Alongside the CHSP data, other data sources, such as workforce data, are collected by health boards to monitor the health visiting workforce employed to deliver the Universal Health Visiting Pathway. Data collected in educational settings and by social work services in Scotland were also considered as part of this evaluation. The analysis plan for the routine data analysis was published in 2020.[6]

Workforce Routine Data Analysis

This report presents the findings of the analysis of the workforce routine data for the evaluation of the Universal Health Visiting Pathway. Within this report data relating to the workforce are analysed and presented: in particular, the report looks at the number of staff in post, vacancies and recruitment, turnover, staff absence and student numbers.

The changes brought about by the new pathway, which included additional visits to all families, meant that the health visiting workforce needed to be increased in order to ensure the pathway could be delivered effectively. Alongside the development of the pathway, a caseload weighting tool was developed.

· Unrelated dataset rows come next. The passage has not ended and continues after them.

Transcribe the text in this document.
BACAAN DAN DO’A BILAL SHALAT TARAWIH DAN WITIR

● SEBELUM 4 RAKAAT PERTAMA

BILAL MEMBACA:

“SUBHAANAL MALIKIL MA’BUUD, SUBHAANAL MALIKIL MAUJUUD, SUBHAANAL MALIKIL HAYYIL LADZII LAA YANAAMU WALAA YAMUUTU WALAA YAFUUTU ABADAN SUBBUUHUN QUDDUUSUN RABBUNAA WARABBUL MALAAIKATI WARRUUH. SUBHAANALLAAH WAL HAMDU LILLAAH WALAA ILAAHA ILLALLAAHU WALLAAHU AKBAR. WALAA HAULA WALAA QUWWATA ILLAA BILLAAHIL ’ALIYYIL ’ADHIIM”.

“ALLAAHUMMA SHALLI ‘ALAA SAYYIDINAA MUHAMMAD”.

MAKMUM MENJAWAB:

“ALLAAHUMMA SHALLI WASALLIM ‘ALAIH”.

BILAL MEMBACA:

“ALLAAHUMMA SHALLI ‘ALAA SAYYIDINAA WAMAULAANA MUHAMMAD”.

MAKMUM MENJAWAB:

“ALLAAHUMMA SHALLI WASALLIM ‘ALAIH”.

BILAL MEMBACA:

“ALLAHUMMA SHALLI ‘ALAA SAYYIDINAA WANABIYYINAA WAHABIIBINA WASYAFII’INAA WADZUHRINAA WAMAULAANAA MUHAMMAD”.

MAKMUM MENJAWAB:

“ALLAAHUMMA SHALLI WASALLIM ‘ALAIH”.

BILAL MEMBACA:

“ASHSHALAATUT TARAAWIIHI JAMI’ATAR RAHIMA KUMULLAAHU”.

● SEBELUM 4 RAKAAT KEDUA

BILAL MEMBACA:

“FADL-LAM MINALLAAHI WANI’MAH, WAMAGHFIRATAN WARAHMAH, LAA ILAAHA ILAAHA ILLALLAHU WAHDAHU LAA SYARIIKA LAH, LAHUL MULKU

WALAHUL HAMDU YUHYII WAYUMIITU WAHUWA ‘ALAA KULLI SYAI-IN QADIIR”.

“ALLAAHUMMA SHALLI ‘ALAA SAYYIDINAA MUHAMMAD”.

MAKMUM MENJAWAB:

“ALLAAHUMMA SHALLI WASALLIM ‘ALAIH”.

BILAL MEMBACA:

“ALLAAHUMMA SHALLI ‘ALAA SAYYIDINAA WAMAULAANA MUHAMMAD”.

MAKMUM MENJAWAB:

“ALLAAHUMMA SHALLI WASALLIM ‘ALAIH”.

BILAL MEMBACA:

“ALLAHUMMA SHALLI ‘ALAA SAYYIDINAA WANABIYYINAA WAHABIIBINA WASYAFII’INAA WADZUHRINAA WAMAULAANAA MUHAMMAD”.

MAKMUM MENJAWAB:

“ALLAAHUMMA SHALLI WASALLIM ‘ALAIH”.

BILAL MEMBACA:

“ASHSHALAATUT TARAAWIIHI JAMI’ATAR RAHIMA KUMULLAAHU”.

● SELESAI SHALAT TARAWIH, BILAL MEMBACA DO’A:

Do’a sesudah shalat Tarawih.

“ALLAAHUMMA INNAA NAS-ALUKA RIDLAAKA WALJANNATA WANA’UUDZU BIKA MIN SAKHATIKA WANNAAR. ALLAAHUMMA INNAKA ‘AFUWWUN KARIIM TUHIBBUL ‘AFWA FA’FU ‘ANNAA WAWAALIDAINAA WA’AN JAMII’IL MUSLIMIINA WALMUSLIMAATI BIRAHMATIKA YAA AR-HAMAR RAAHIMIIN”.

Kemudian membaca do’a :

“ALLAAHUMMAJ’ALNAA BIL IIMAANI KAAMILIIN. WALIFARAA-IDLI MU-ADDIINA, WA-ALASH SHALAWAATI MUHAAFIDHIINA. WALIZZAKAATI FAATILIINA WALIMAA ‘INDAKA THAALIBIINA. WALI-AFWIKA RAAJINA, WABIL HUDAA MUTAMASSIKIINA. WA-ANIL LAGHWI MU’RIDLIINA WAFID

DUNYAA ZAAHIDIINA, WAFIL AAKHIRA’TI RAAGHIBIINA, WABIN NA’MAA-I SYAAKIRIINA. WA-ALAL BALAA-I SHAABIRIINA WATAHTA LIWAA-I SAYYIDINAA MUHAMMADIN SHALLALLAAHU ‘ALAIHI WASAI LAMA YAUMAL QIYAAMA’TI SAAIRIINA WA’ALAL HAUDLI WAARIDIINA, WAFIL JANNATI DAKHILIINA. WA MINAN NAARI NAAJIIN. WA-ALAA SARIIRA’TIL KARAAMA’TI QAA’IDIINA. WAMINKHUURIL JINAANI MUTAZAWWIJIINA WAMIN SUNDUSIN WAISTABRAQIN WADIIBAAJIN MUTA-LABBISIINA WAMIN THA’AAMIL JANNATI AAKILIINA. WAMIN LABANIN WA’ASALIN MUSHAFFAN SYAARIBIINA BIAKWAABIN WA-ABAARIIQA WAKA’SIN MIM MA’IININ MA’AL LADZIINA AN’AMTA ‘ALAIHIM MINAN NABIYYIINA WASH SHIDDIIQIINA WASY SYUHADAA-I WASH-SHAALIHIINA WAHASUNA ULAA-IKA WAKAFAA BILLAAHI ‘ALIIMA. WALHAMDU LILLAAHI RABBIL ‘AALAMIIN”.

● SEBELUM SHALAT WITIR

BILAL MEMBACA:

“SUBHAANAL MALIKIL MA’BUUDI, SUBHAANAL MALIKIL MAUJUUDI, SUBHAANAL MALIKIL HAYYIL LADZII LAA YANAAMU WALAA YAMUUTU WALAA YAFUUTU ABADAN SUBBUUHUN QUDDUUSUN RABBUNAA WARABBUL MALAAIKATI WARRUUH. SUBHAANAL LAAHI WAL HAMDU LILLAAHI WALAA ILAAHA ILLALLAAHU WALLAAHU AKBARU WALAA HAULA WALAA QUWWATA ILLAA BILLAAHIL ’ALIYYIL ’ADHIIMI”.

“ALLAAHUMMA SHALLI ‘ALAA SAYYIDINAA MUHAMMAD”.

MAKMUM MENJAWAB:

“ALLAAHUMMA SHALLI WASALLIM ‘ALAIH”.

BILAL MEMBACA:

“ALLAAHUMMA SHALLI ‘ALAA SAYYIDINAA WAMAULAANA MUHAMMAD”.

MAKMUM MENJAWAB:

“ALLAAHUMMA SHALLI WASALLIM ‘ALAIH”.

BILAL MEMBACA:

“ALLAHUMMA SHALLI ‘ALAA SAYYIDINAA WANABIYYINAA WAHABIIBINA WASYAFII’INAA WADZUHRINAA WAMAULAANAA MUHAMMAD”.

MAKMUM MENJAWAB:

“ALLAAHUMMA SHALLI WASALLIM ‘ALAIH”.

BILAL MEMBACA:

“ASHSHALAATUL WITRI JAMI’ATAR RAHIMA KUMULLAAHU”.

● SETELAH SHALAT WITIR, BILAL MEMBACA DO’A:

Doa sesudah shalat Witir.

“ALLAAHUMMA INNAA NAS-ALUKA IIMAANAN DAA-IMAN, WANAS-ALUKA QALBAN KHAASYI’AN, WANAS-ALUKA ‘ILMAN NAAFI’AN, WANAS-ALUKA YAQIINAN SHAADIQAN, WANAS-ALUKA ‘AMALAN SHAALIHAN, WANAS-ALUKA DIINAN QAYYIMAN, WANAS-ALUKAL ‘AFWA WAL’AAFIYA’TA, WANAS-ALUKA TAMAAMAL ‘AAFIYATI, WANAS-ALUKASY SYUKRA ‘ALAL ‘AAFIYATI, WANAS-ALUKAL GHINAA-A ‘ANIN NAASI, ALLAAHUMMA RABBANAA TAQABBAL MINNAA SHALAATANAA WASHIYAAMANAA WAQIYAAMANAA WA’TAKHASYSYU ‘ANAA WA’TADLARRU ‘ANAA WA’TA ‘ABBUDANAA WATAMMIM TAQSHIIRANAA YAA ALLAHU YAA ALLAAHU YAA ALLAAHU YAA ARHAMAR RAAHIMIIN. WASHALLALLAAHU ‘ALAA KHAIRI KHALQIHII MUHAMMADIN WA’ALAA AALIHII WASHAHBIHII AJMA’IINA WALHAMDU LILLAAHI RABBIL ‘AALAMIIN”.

This tool aimed to ensure consistency in determining the number of health visitors required to deliver the health visiting pathway across Scotland.

In June 2014 the Scottish Government pledged to create an additional 500 new qualified health visitor posts by the end of 2018. This report examines routine data in order to explore the extent to which this pledge has been implemented. To do this it examines the number of health visitors in post and the number of students in training. Other aspects of the workforce, such as vacancies, turnover and absences are also explored to gain a better understanding of the health visiting workforce overall.

Research questions

The full research context is set out in Phase 1 Report - Primary Research with Health Visitors and Parents and Case Note Review. The specific intended outcomes of the UHVP have also been set out in a programme logic model.

In this report, the following specific research questions are addressed:

  • What is the extent to which additional staff have been recruited to Health Visiting teams to support delivery of the UHVP?
  • Are there any associated changes in indicators of staff wellbeing, such as absence and turnover rates?